A novel fault evaluation method based on nonlinear vibration features and Euclidean distance measurement for grid-like structures

Abstract

Complex grid-like structures such as steel truss bridges and steel truss roofs commonly exist in civil engineering applications. Since these structures are usually subject to dynamic operational forces, faults like chemical corrosion, fatigue crack, and bolt loosening arise, and seriously affect structural health. To consider some issues in existing frequency domain fault evaluation methods like applicability for complex structures, requirement of baseline data, neglect of nonlinear boundaries, and localization of local faults, a novel method using nonlinear vibration features and Euclidean distance measurement is presented in this paper.

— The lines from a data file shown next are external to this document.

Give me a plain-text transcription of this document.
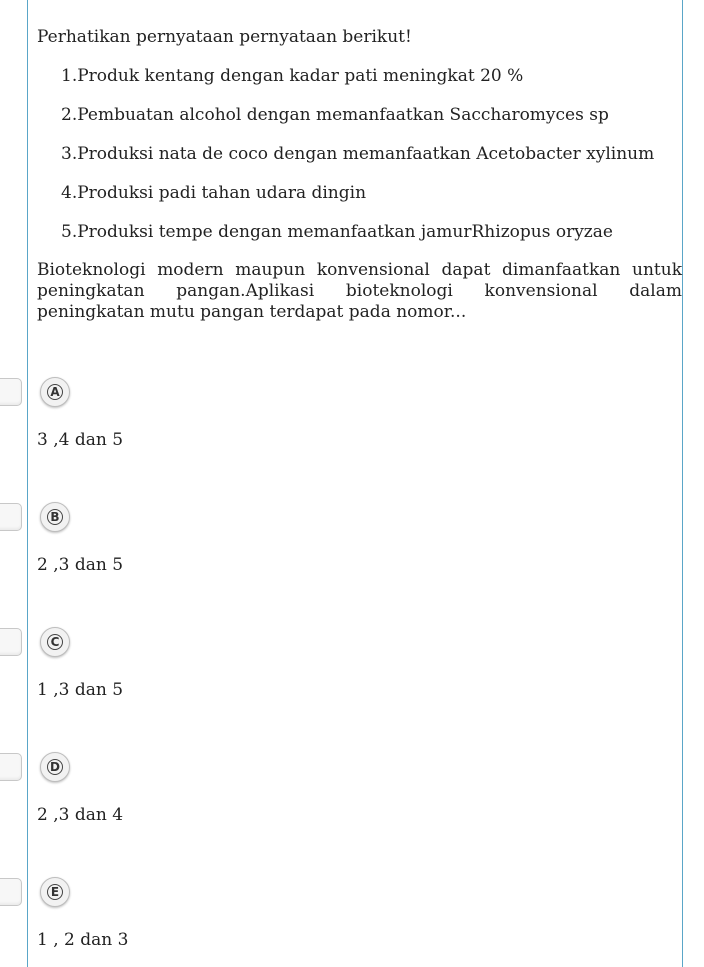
Perhatikan pernyataan pernyataan berikut!

1.Produk kentang dengan kadar pati meningkat 20 %
2.Pembuatan alcohol dengan memanfaatkan Saccharomyces sp
3.Produksi nata de coco dengan memanfaatkan Acetobacter xylinum
4.Produksi padi tahan udara dingin
5.Produksi tempe dengan memanfaatkan jamurRhizopus oryzae

Bioteknologi modern maupun konvensional dapat dimanfaatkan untuk peningkatan pangan.Aplikasi bioteknologi konvensional dalam peningkatan mutu pangan terdapat pada nomor...

A
3 ,4 dan 5
B
2 ,3 dan 5
C
1 ,3 dan 5
D
2 ,3 dan 4
E
1 , 2 dan 3
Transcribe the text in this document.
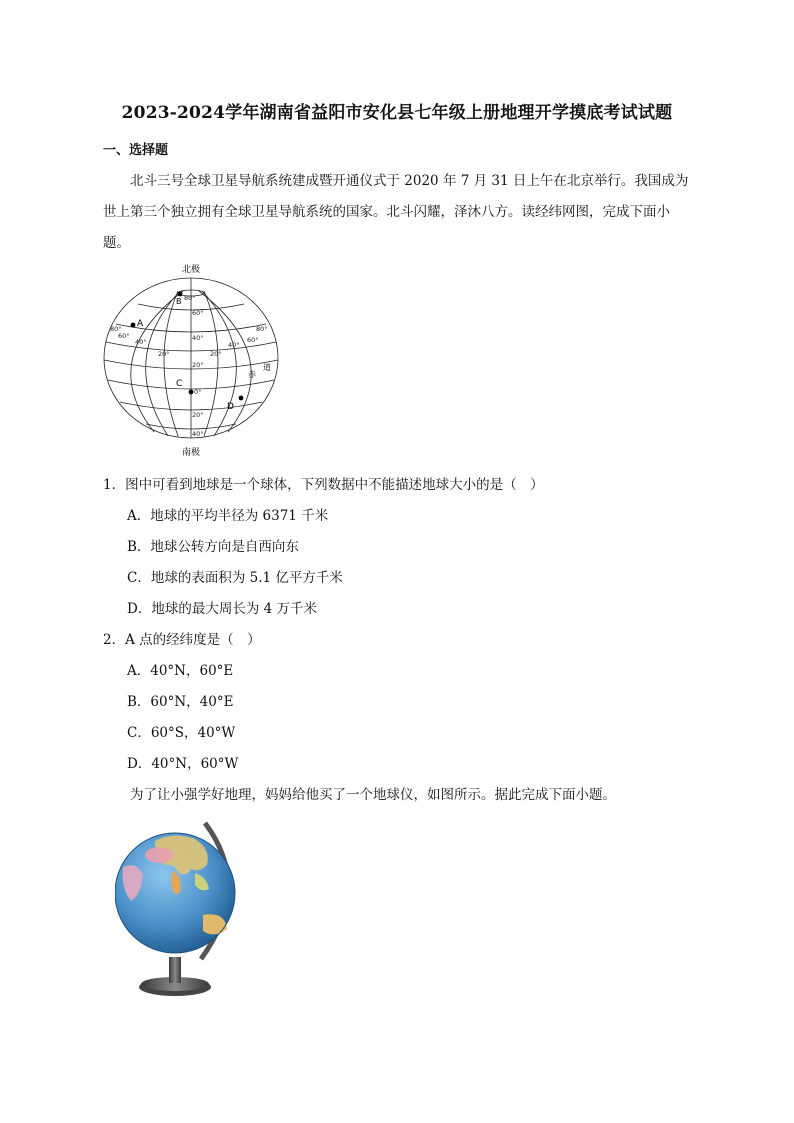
2023-2024学年湖南省益阳市安化县七年级上册地理开学摸底考试试题
一、选择题
北斗三号全球卫星导航系统建成暨开通仪式于 2020 年 7 月 31 日上午在北京举行。我国成为世上第三个独立拥有全球卫星导航系统的国家。北斗闪耀，泽沐八方。读经纬网图，完成下面小题。
北极
南极
B
A
C
D
80°
60°
40°
20°
80°
60°
40°
20°
80°
60°
40°
20°
0°
20°
40°
赤
道
1．图中可看到地球是一个球体，下列数据中不能描述地球大小的是（　）
A．地球的平均半径为 6371 千米
B．地球公转方向是自西向东
C．地球的表面积为 5.1 亿平方千米
D．地球的最大周长为 4 万千米
2．A 点的经纬度是（　）
A．40°N，60°E
B．60°N，40°E
C．60°S，40°W
D．40°N，60°W
为了让小强学好地理，妈妈给他买了一个地球仪，如图所示。据此完成下面小题。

Firstly, complex grid-like structures are decomposed into a series of simple T-type substructures according to structural characteristics and load paths. Secondly, related T-type multi-degree-of-freedom model is built by simulating potential faults and nonlinear boundaries as related nonlinear damper-spring connections. Thirdly, exciting the model and extracting output responses only, novel and local fault features, which are functions of structural properties, nonlinear fault-induced loads and transmissibility functions, are defined. Then, utilizing defined features from the local substructure to be evaluated only, a novel fault index is defined with Euclidean distance measurement. Finally, corresponding evaluation method is developed, and its effectiveness and applicability are demonstrated by comparative studies on a lab bolted grid-like structure.